The agent Charles Collymore, whose CS Sports Management firm has represented Premiership players such as Salif Diao, Khalilou Fadiga and Eric Djemba-Djemba, is captured on film, to be broadcast tonight, making remarks about football's undeclared incomes. "There's managers out there who take bungs all day long," said Collymore. "(Unnamed manager), you know that, takes bungs all day long. We've got (unnamed club), yep all day long."
Collymore was last night identified by Luton Town's manager Mike Newell as the agent who offered him a bung, an allegation that helped launch the current English Football Association and Premier League investigations into illegal payments.
It is understood Panorama executives intend to reveal the identities of the individuals Collymore, who did not know he was being filmed, names in the programme entitled Undercover: Football's dirty secrets.

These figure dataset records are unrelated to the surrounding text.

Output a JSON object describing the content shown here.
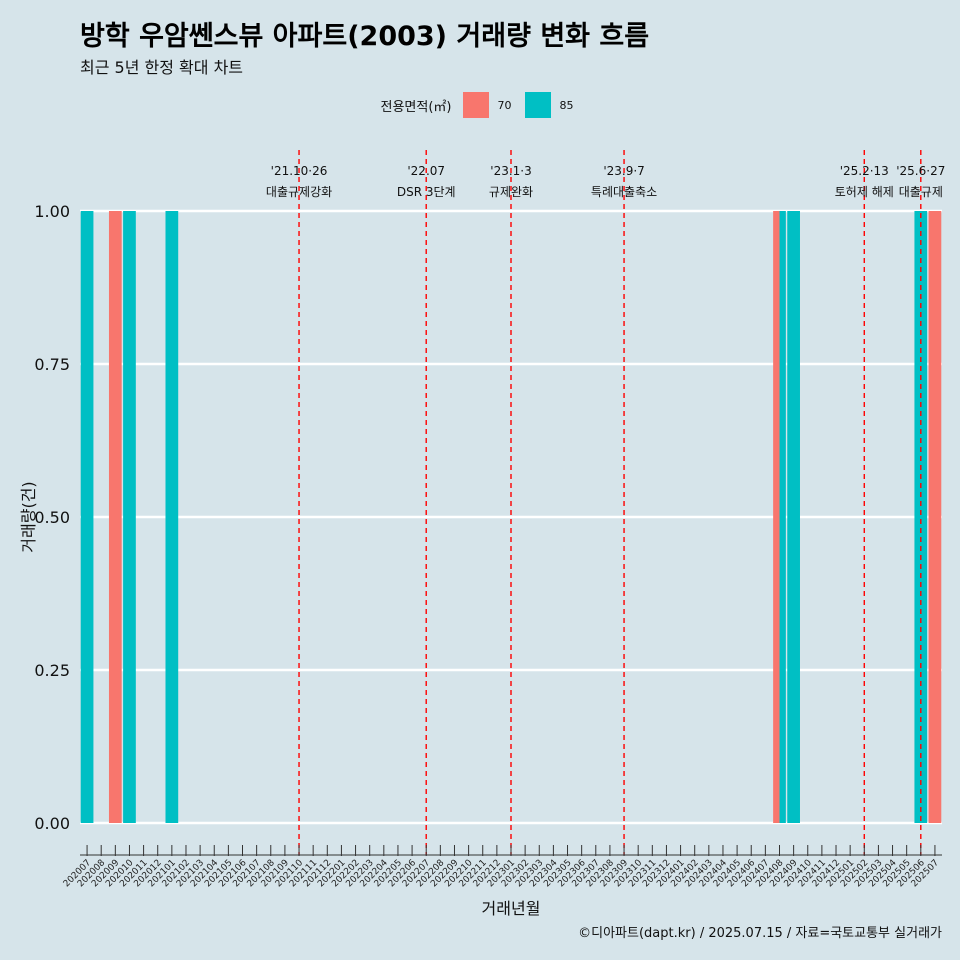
{
  "header": {
    "title": "방학 우암쎈스뷰 아파트(2003) 거래량 변화 흐름",
    "subtitle": "최근 5년 한정 확대 차트"
  },
  "legend": {
    "title": "전용면적(㎡)",
    "items": [
      {
        "label": "70",
        "color": "#f8766d"
      },
      {
        "label": "85",
        "color": "#00bfc4"
      }
    ]
  },
  "caption": "©디아파트(dapt.kr) / 2025.07.15 / 자료=국토교통부 실거래가",
  "chart_data": {
    "type": "bar",
    "xlabel": "거래년월",
    "ylabel": "거래량(건)",
    "ylim": [
      0,
      1
    ],
    "y_ticks": [
      "0.00",
      "0.25",
      "0.50",
      "0.75",
      "1.00"
    ],
    "grid": true,
    "legend_position": "top",
    "categories": [
      "202007",
      "202008",
      "202009",
      "202010",
      "202011",
      "202012",
      "202101",
      "202102",
      "202103",
      "202104",
      "202105",
      "202106",
      "202107",
      "202108",
      "202109",
      "202110",
      "202111",
      "202112",
      "202201",
      "202202",
      "202203",
      "202204",
      "202205",
      "202206",
      "202207",
      "202208",
      "202209",
      "202210",
      "202211",
      "202212",
      "202301",
      "202302",
      "202303",
      "202304",
      "202305",
      "202306",
      "202307",
      "202308",
      "202309",
      "202310",
      "202311",
      "202312",
      "202401",
      "202402",
      "202403",
      "202404",
      "202405",
      "202406",
      "202407",
      "202408",
      "202409",
      "202410",
      "202411",
      "202412",
      "202501",
      "202502",
      "202503",
      "202504",
      "202505",
      "202506",
      "202507"
    ],
    "bars": [
      {
        "category": "202007",
        "series": "85",
        "value": 1
      },
      {
        "category": "202009",
        "series": "70",
        "value": 1
      },
      {
        "category": "202010",
        "series": "85",
        "value": 1
      },
      {
        "category": "202101",
        "series": "85",
        "value": 1
      },
      {
        "category": "202408",
        "series": "70",
        "value": 1
      },
      {
        "category": "202408",
        "series": "85",
        "value": 1
      },
      {
        "category": "202409",
        "series": "85",
        "value": 1
      },
      {
        "category": "202506",
        "series": "85",
        "value": 1
      },
      {
        "category": "202507",
        "series": "70",
        "value": 1
      }
    ],
    "annotations": [
      {
        "category": "202110",
        "date": "'21.10·26",
        "label": "대출규제강화"
      },
      {
        "category": "202207",
        "date": "'22.07",
        "label": "DSR 3단계"
      },
      {
        "category": "202301",
        "date": "'23.1·3",
        "label": "규제완화"
      },
      {
        "category": "202309",
        "date": "'23.9·7",
        "label": "특례대출축소"
      },
      {
        "category": "202502",
        "date": "'25.2·13",
        "label": "토허제 해제"
      },
      {
        "category": "202506",
        "date": "'25.6·27",
        "label": "대출규제"
      }
    ]
  }
}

Referring to proposals by Panorama's undercover reporters to provide "bungs", Collymore adds: "I would say to you comfortably there's six to eight managers we could definitely approach and they'd be up for this, no problem."
Collymore's comments to the television investigators come just 13 days before Lord Stevens is set to deliver a report to the Premier League chairman Dave Richards in which he will provide preliminary findings from an investigation of 320 top-flight transfers over a 24-month period to January this year.
The inquiry began in March after the Premier League chief executive Richard Scudamore said he wished to remove the "innuendo" surrounding transfer activities.
"Officials at football clubs have allowed it to go on," said Newell on Radio Five Live last night. "Someone is benefiting somewhere along the line. I was offered money on two occasions and I have only been a manager four years. I like to sleep at night and I don't want to be offered money outside of my contract. On one occasion it was a football club official trying to make a deal go through, and on another it was an agent."
Newell also contributed to tonight's Panorama programme, in which he confirms the agent who offered him a bung was Collymore, along with his assistant Mark Wilson, who unlike Collymore does not hold a Fifa licence. "Those are the people who tried to pay me money," Newell said to the Panorama team. "It's great for me to see what I've just seen on the film. It does vindicate me and it does vilify them."
But key protagonists like Newell have irked some other managers. Portsmouth's manager Harry Redknapp insists he has done nothing wrong and challenged Newell to make public the identities of those who offered him payments.
Redknapp is one manager who is expected to feature in the investigation, although he has strenuously denied any wrongdoing. He swears he is "a one million per cent innocent party" and has never taken a back-hander to sign or sell a player.
Redknapp's former assistant Kevin Bond, who is now Newcastle's number two, is one of several protagonists preparing to sue the BBC if the programme accuses him directly of any financial impropriety. Bond denies any wrongdoing.
Bolton manager Sam Allardyce has admitted his family are "concerned" about possible allegations in the programme. Allardyce and his agent son Craig are understood to have been among those investigated by the programme.
The Bolton manager said: "We are concerned but at the moment, because I am linked with it, from a legal point of view, I cannot say any more than that."